VA says it's open to exploring the use of psychedelics to treat PTSD
PITTSBURGH (KDKA) -- A local military veteran says psychedelics have allowed him to get his life back. He's among a growing number of vets using them to treat PTSD, but the idea is not without controversy.
KDKA-TV lead investigator Andy Sheehan digs into the potential dangers of using these drugs and the likelihood the VA might allow their use.
"I was homeless. My tent and the materials I was living in was about 250 yards that way. I was living in the woods," John Lewandowski said.
Lewandowski returned from Afghanistan with a traumatic brain injury and a drinking problem. He had left the war but an IED explosion and the horrors of combat remained in his head, leading him deeper into addiction and isolation. But he says the help he got from the Veterans Administration failed to break his downward spiral.
"Their solution is benzos, opioids and having conversations with professional men and women that haven't been in the shoes of the veteran," he said.
"For someone who has been in so many repetitive traumatic events, there is no pill, there is no pharmaceutical that is able to change that brain chemistry," he added.
Like a growing number of veterans, Lewandowski says he found hope and recovery in a so-called magic mushroom containing the hallucinogen psilocybin. He says he had a kind of psychic breakthrough letting him face the trauma and go through it, finally finding peace on the other side.
"I was able to get through those night terrors and that isolation and I was able to really heal from that trauma and put it in the past," he said.

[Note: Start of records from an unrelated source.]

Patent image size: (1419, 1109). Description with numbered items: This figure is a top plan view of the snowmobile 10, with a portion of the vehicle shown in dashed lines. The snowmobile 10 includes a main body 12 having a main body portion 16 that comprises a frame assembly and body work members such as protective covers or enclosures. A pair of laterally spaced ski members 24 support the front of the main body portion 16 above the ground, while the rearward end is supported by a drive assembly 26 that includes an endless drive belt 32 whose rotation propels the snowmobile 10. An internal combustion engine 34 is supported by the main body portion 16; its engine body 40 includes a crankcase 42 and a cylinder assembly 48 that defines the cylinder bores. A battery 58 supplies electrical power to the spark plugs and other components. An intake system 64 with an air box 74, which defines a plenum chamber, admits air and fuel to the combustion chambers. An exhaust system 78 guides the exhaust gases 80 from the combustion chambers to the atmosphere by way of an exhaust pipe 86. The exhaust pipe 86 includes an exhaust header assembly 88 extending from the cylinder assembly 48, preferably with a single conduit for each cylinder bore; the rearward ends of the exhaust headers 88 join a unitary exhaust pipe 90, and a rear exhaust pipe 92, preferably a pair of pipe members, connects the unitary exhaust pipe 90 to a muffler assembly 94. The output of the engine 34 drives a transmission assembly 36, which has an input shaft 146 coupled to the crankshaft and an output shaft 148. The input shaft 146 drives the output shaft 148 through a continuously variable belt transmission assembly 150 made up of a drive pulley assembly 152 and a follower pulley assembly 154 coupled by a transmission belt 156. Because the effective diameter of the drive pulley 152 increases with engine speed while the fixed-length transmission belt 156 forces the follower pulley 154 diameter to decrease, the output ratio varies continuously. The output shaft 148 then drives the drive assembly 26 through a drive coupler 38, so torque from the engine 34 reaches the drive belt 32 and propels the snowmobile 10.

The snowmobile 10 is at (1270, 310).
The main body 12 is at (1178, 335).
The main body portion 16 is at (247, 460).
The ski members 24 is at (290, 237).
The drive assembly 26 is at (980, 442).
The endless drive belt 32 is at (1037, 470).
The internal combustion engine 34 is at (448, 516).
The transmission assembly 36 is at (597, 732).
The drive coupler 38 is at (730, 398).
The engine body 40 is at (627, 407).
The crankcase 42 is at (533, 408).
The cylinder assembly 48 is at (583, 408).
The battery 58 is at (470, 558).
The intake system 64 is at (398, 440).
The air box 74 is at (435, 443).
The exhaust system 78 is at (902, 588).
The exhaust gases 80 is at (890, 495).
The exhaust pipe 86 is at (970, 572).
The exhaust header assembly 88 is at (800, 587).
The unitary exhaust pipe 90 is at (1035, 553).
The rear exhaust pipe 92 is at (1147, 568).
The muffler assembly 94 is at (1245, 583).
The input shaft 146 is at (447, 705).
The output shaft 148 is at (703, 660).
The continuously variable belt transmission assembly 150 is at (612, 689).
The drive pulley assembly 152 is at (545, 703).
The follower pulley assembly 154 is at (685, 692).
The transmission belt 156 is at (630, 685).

Like other psychedelics, psilocybin is illegal under federal law and classified as a Schedule I drug, which the Drug Enforcement Administration says have a "high potential for abuse and no recognized medical value." As a result, there are roadblocks to research its effectiveness in treating PTSD and the VA is prohibited from prescribing or administering it. But local Congressman and Naval vet Chris Deluzio is supporting legislation to change that.
"I say let the science and medicine lead us here and if there are safe therapies that are helping veterans and helping people, we should be making those available to folks," Deluzio said.
Deluzio sits on the House Veterans Affairs and Armed Services committees and is supporting bipartisan legislation to foster research of psychedelics and pave the way for their administration. And he's calling VA officials to a hearing next week.
"If this research is showing that folks can be helped, that some of these treatments work, I don't want federal law standing in the way. Now we gotta do this safely, we gotta have those kind of safeguards you'd expect and demand," Deluzio said.
In a statement to KDKA-TV Investigates, the VA says it is now open to the use of psychedelics to treat PTSD.
"VA is committed to safely exploring all avenues that promote the health of our nation's Veterans. In line with this goal, VA conducts research studies under stringent protocols at various facilities nationwide to identify if compounds such as MDMA and psilocybin can treat Veterans with post-traumatic stress disorder (PTSD) and other serious mental health conditions."
But the VA cautions against vets like Lewandowski self-medicating, something echoed by Deluzio.
"I don't want anyone doing something on their own and hurting themselves as a result," Deluzio said.
But approval could be years away and Lewandowski says he will not stop his own self-treatment, which he says has changed his life.
Andy Sheehan: "You happy?"
Lewandowski: "Aw, man. Happy isn't the word. Optimistic, proud, functional, ecstatic."
For now, veterans like him say they must secure the medicine they need outside the law. Maybe that will change in the near future.